Puisque la rediffusion de la totalité des données de cette thèse est inaccessible, il faut revenir aux définitions des concepts élémentaires en reproductibilité pour savoir ce qu'il est possible d'atteindre. La «reproductibilité» représente la possibilité de reproduire le plus exactement possible une expérience, en appliquant la «même» analyse aux «mêmes» données. Malheureusement, la difficulté à s'accorder sur le sens à donner à ces deux identités a pour conséquence une inhomogénéité de la terminologie [@plesser_reproducibility_2017]. Pour @rougier_sustainable_2017, «reproduire» une expérience signifie la reconstituer exactement, en utilisant exactement les mêmes outils et logiciels sur un jeu de données identique jusqu'au dernier octet, alors que «répliquer» tolère des données équivalentes. Cette définition est en contradiction avec celle des sciences expérimentales mais tend à s'imposer dans les sciences computationnelles.

Les deux concepts sont dans une relation ambivalente. Il est plus difficile techniquement et donc plus contraignant de concevoir une expérience en garantissant qu'elle sera reproductible, ce qui témoigne d'un contrôle plus fin sur la totalité de ses paramètres. Cependant une expérience réplicable peut posséder une plus grande force de preuve: un résultat peut apparaître simplement à cause d'une erreur dans les données, d'une intéraction particulière entre code et données, ou tout simplement de vraies données tout à fait particulières et qui ne se généralisent pas.
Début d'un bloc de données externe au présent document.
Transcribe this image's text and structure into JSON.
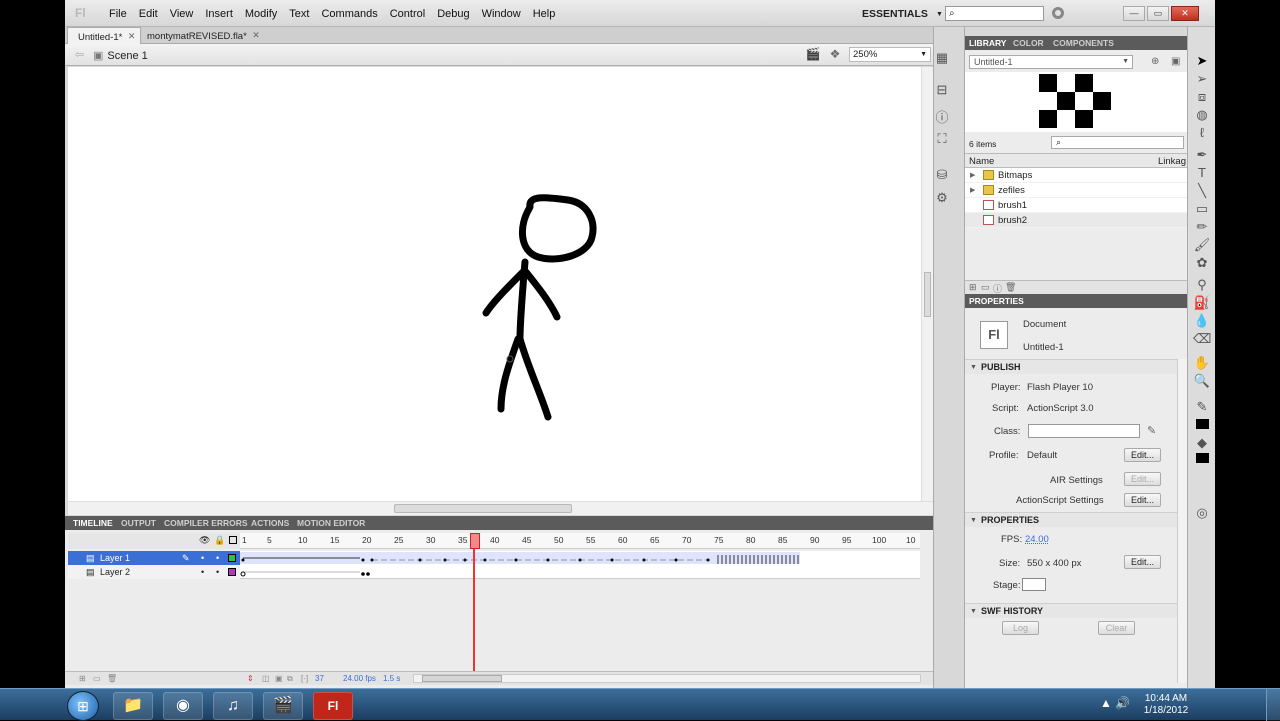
{
  "app": {
    "logo": "Fl",
    "menus": [
      "File",
      "Edit",
      "View",
      "Insert",
      "Modify",
      "Text",
      "Commands",
      "Control",
      "Debug",
      "Window",
      "Help"
    ],
    "workspace": "ESSENTIALS",
    "search_placeholder": "",
    "window_buttons": {
      "minimize": "—",
      "maximize": "▭",
      "close": "✕"
    }
  },
  "doc_tabs": [
    {
      "label": "Untitled-1*",
      "close": "✕"
    },
    {
      "label": "montymatREVISED.fla*",
      "close": "✕"
    }
  ],
  "editbar": {
    "scene": "Scene 1",
    "zoom": "250%"
  },
  "timeline": {
    "tabs": [
      "TIMELINE",
      "OUTPUT",
      "COMPILER ERRORS",
      "ACTIONS",
      "MOTION EDITOR"
    ],
    "frame_numbers": [
      "1",
      "5",
      "10",
      "15",
      "20",
      "25",
      "30",
      "35",
      "40",
      "45",
      "50",
      "55",
      "60",
      "65",
      "70",
      "75",
      "80",
      "85",
      "90",
      "95",
      "100",
      "10"
    ],
    "layers": [
      {
        "name": "Layer 1",
        "color": "#27c24c"
      },
      {
        "name": "Layer 2",
        "color": "#b33ab8"
      }
    ],
    "current_frame": "37",
    "fps": "24.00 fps",
    "time": "1.5 s"
  },
  "library": {
    "tabs": [
      "LIBRARY",
      "COLOR",
      "COMPONENTS"
    ],
    "document": "Untitled-1",
    "count": "6 items",
    "col_name": "Name",
    "col_linkage": "Linkag",
    "items": [
      {
        "name": "Bitmaps",
        "type": "folder"
      },
      {
        "name": "zefiles",
        "type": "folder"
      },
      {
        "name": "brush1",
        "type": "symbol"
      },
      {
        "name": "brush2",
        "type": "symbol"
      }
    ]
  },
  "properties": {
    "title": "PROPERTIES",
    "icon": "Fl",
    "doc_type": "Document",
    "doc_name": "Untitled-1",
    "publish_header": "PUBLISH",
    "player_label": "Player:",
    "player": "Flash Player 10",
    "script_label": "Script:",
    "script": "ActionScript 3.0",
    "class_label": "Class:",
    "profile_label": "Profile:",
    "profile": "Default",
    "edit": "Edit...",
    "air": "AIR Settings",
    "as_settings": "ActionScript Settings",
    "props_header": "PROPERTIES",
    "fps_label": "FPS:",
    "fps": "24.00",
    "size_label": "Size:",
    "size": "550 x 400 px",
    "stage_label": "Stage:",
    "swf_header": "SWF HISTORY",
    "log": "Log",
    "clear": "Clear"
  },
  "taskbar": {
    "time": "10:44 AM",
    "date": "1/18/2012",
    "apps": [
      "explorer",
      "chrome",
      "itunes",
      "media",
      "flash"
    ]
  }
}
En appliquant les mêmes analyses sur de nouvelles données indépendantes, une seconde équipe qui réplique une expérience augmente la confiance que la communauté scientifique peut accorder à un résultat. @schloss_identifying_2018 distingue aussi la «robustesse» qui à l'inverse consiste à appliquer des analyses différentes aux mêmes données. Enfin, une expérience est «généralisable» quand il est possible de parvenir à des conclusions similaires en appliquant des analyses différentes de l'expérience initiale à d'autres données. Ces quatre critères, résumés au tableau \ref{table:reproducibility_4_flavours} ne s'excluent pas mais sont idéalement à cumuler pour produire des recherches dignes de confiance.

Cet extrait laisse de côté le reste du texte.